Ex-foreign minister Julie Bishop is set to be the first woman Chancellor of Canberra’s Australia National University. Announcing the move, Bishop said that “…it is a great honour to take up the role of chancellor of ANU. Without doubt, ANU is world-class in terms of education and research and it our (sic) nation’s leading university,” she said.
Per Fairfax, “Pro-chancellor Naomi Flutter said Ms Bishop’s three-year term would help the university lobby government, barrack for education and prepare for change. ‘In Julie, I know we will have a compelling and effective advocate for our university including with the Australian government,’ Ms Flutter said in an all-staff email.”
Flutter also stated that “In Julie, I know we will have a compelling and effective advocate for our university, including with the Australian Government.”
Bishop hit headlines last month after she took a board-room position with foreign aid multinational Palladium, sparking vociferous backlash and a Senate investigation into whether she broke the parliamentary code of conduct by accepting the role.
The opposition’s foreign affairs spokeswoman Penny Wong said Ms Bishop had been appointed because of her global network of contacts.
“Not only doesn’t it pass the pub test, it looks on the face of it like another breach of the ministerial standards,” she said.

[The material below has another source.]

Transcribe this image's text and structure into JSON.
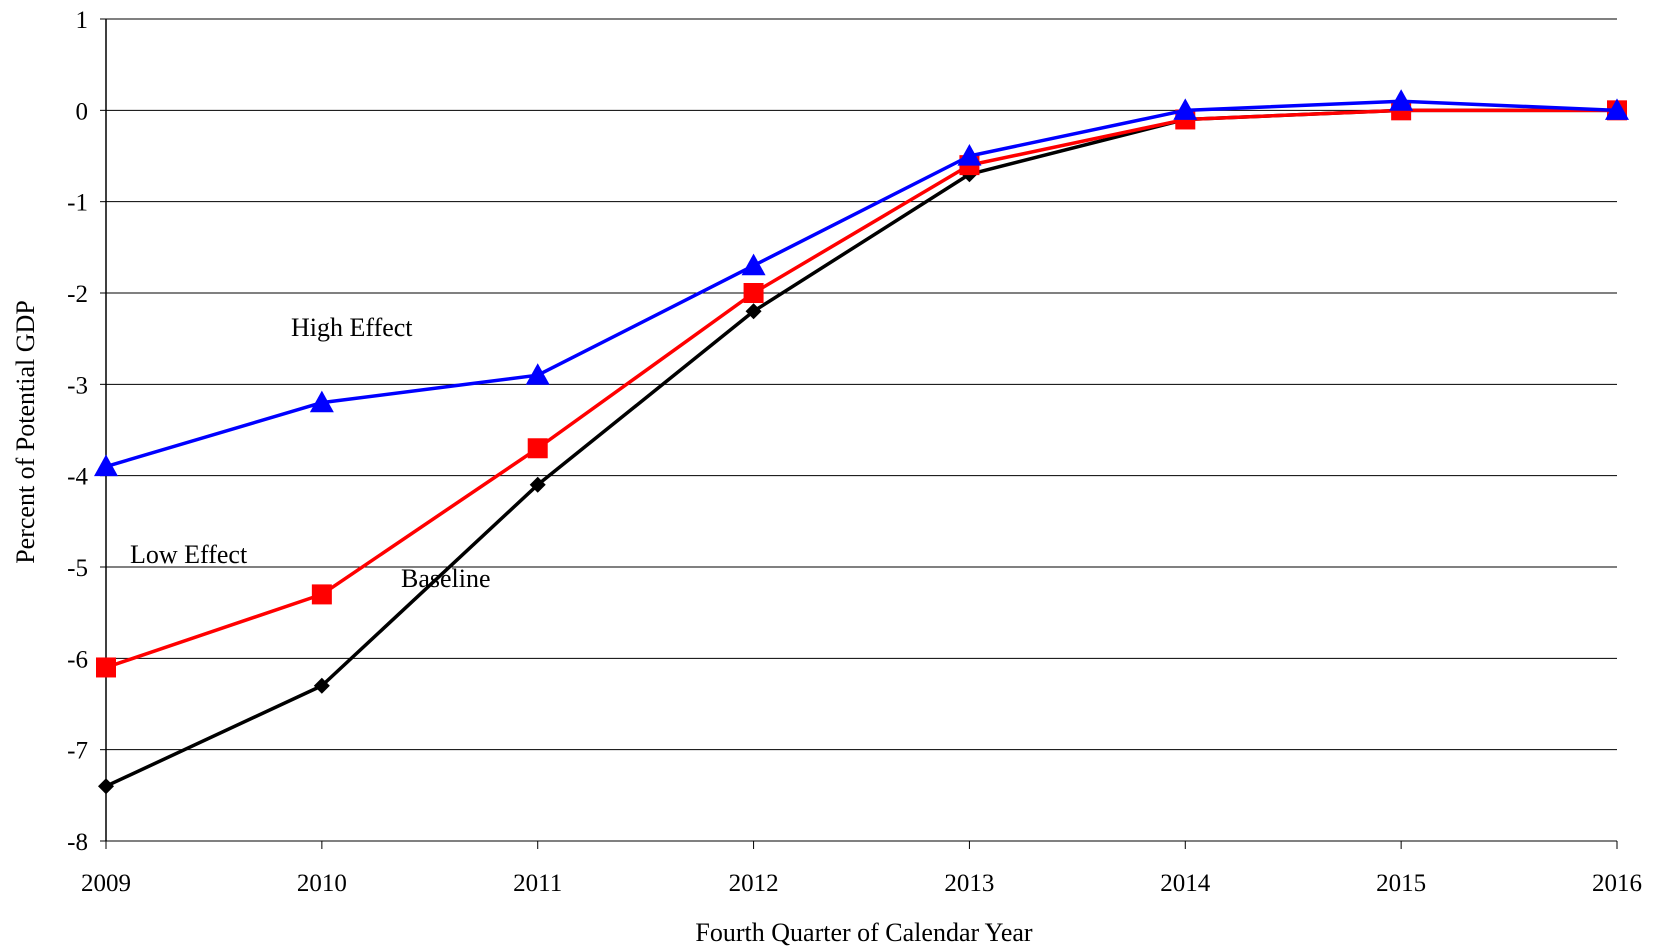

The parliamentary code states that “Ministers are required to undertake that, for an eighteen-month period after ceasing to be a Minister, they will not lobby, advocate or have business meetings with members of the government, parliament, public service or defence force on any matters on which they have had official dealings as Minister in their last eighteen months in office. Ministers are also required to undertake that, on leaving office, they will not take personal advantage of information to which they have had access as a Minister, where that information is not generally available to the public.”

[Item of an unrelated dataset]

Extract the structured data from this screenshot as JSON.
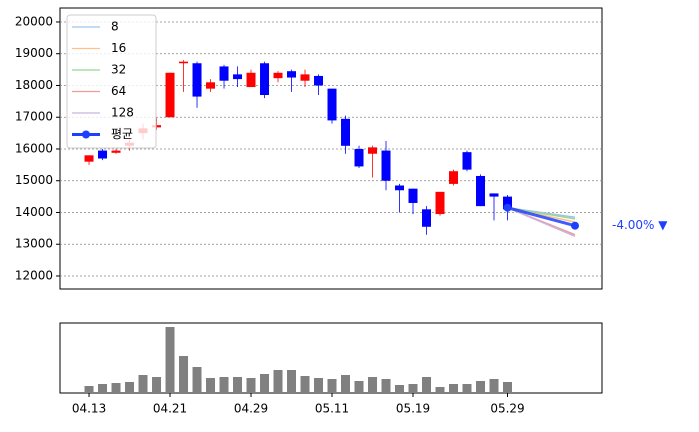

Martin Parkinson, secretary of the Prime Minister’s department cleared Bishop, stating that the code was not broken, believing that “a distinction should be drawn between experience gained through being a minister and specific knowledge they acquire through performing the role. It is the latter which is pertinent to the Standards”.
The ruling was met with groans of derision from the public. Bishop quit politics back in February and is set to take the role in 2020.
Yes, education has little to do with her portfolio as Foreign Minister. But, clearly, she possesses contacts within Canberra, However, this new arrives at a time when the nation is examining the amount of benefit our outgoing politicians are gleaning from public office, and also where University salaries are booming. Per The Sydney Morning Herald, the average yearly salary for a Vice-Chancellor is $970,000.
It is expected that Bishop will not relinquish her role with Palladium.